Estranhamente, ou talvez não (dada a natureza da sua publicação em fascículos), o romance parece ter três inícios: o primeiro ainda em Londres (trazendo de imediato ao leitor memórias de romances de costumes e os livros de Jane Austen); um segundo começo no retorno ao lugar idílico de Helstone; e um terceiro, e definitivo, na chegada a Milton. Se Elizabeth Gaskell se afasta aos poucos de Jane Austen (Orgulho e Preconceito e Mansfield Park), aproxima-se da escrita de Charlotte Brontë – de quem foi aliás amiga e autora da sua biografia (que continua a ser tida como uma das mais importantes da literatura inglesa).
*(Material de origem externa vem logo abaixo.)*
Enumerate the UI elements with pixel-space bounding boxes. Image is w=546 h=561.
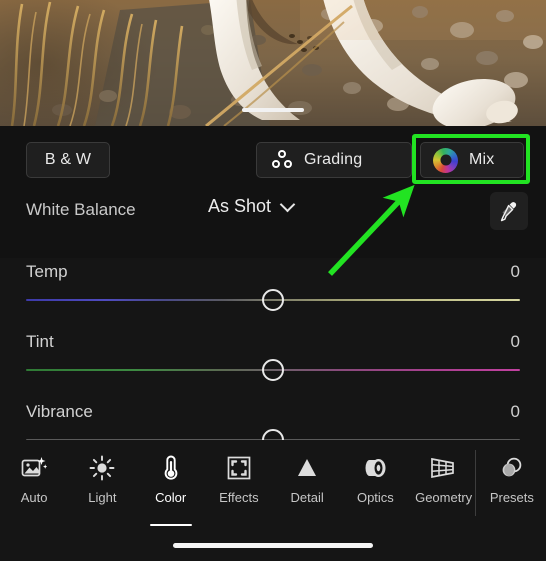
nav-active-indicator xyxy=(150,524,192,526)
mix-button[interactable]: Mix xyxy=(420,142,524,178)
grading-button[interactable]: Grading xyxy=(256,142,412,178)
mix-button-label: Mix xyxy=(469,151,494,169)
nav-label-geometry: Geometry xyxy=(415,490,472,505)
color-grading-icon xyxy=(271,150,293,170)
nav-item-geometry[interactable]: Geometry xyxy=(410,440,478,530)
nav-item-color[interactable]: Color xyxy=(137,440,205,530)
lightroom-editor-screen: B & W Grading Mix White Balance As Shot xyxy=(0,0,546,561)
white-balance-value: As Shot xyxy=(208,196,271,217)
nav-item-presets[interactable]: Presets xyxy=(478,440,546,530)
grading-button-label: Grading xyxy=(304,151,362,169)
white-balance-dropdown[interactable]: As Shot xyxy=(208,196,295,217)
bw-button-label: B & W xyxy=(45,151,91,169)
nav-label-optics: Optics xyxy=(357,490,394,505)
slider-tint[interactable]: Tint 0 xyxy=(0,328,546,396)
nav-label-detail: Detail xyxy=(291,490,324,505)
photo-preview[interactable] xyxy=(0,0,546,126)
color-wheel-icon xyxy=(433,148,458,173)
triangle-icon xyxy=(294,451,320,485)
eyedropper-icon xyxy=(498,200,520,222)
slider-temp-knob[interactable] xyxy=(262,289,284,311)
panel-drag-handle[interactable] xyxy=(242,108,304,112)
chevron-down-icon xyxy=(282,198,295,211)
nav-label-presets: Presets xyxy=(490,490,534,505)
slider-temp-value: 0 xyxy=(511,262,520,282)
presets-circles-icon xyxy=(499,451,525,485)
nav-divider xyxy=(475,450,476,516)
sun-icon xyxy=(89,451,115,485)
slider-tint-knob[interactable] xyxy=(262,359,284,381)
nav-item-effects[interactable]: Effects xyxy=(205,440,273,530)
slider-tint-label: Tint xyxy=(26,332,54,352)
bw-button[interactable]: B & W xyxy=(26,142,110,178)
nav-item-light[interactable]: Light xyxy=(68,440,136,530)
nav-label-effects: Effects xyxy=(219,490,259,505)
white-balance-row: White Balance As Shot xyxy=(0,188,546,250)
auto-enhance-icon xyxy=(21,451,47,485)
bottom-nav-items: Auto xyxy=(0,440,546,530)
slider-vibrance-value: 0 xyxy=(511,402,520,422)
lens-icon xyxy=(361,451,389,485)
grid-perspective-icon xyxy=(429,451,459,485)
slider-tint-value: 0 xyxy=(511,332,520,352)
color-mode-button-row: B & W Grading Mix xyxy=(0,126,546,188)
nav-item-optics[interactable]: Optics xyxy=(341,440,409,530)
nav-item-detail[interactable]: Detail xyxy=(273,440,341,530)
home-indicator-bar[interactable] xyxy=(173,543,373,548)
thermometer-icon xyxy=(158,451,184,485)
nav-label-light: Light xyxy=(88,490,116,505)
slider-temp-label: Temp xyxy=(26,262,68,282)
slider-temp[interactable]: Temp 0 xyxy=(0,258,546,326)
nav-item-auto[interactable]: Auto xyxy=(0,440,68,530)
white-balance-label: White Balance xyxy=(26,200,136,220)
crop-brackets-icon xyxy=(226,451,252,485)
nav-label-auto: Auto xyxy=(21,490,48,505)
slider-vibrance-label: Vibrance xyxy=(26,402,93,422)
bottom-navigation-bar: Auto xyxy=(0,440,546,561)
nav-label-color: Color xyxy=(155,490,186,505)
eyedropper-button[interactable] xyxy=(490,192,528,230)
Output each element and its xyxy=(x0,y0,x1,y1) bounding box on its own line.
Uma vez chegada a Milton, a protagonista, através de novos conhecimentos e de amizades, começa a acompanhar a vida de alguns trabalhadores da indústria têxtil, com todas as suas dificuldades económicas e doenças. É assim que nos faz um retrato do ambiente fabril, das condições de trabalho, das ilegalidades, da exploração. Mas ao mesmo tempo, dá também uma perspectiva do lado do patronato, do que pensavam, e dos dilemas em que por vezes se encontravam: “não era provável que se compadecesse mais com o destino dos operários (…) sendo obrigados a prostrar-se e a deixar-se sucumbir em silêncio num mundo que já não lhes encontra préstimo, ainda que sentissem que nunca poderiam descansar nos seus túmulos por causa dos persistentes gritos de pessoas amadas e indefesas que deixariam para trás” (pág. 161) Surgem também as primeiras greves organizadas, os primeiros sindicatos, os motins. Elizabeth Gaskell fugindo ao “romance de costumes” da época, sobretudo daqueles escritos por mulheres – o que lhe valeu bastantes e ferozes críticas – retrata de maneira quase ímpar (aqui aproximando-se muito de Dickens) a luta por uma melhor redistribuição dos rendimentos que a revolução industrial trouxera: “eles querem ficar com uma parte dos lucros, principalmente agora que a comida está a ficar mais cara; e os homens do sindicato dizem que não estarão a cumprir o dever deles se não fizerem os patrões pagar a parte que é devida aos trabalhadores” (pág. 159)

Norte e Sul é um “romance social” do século XIX construído na oposição entre lugares, entre perspectivas, entre a tradição e a modernidade, e onde, curiosamente, há um olhar declarado sobre os papéis de género que, à época, estavam bem marcados e delineados.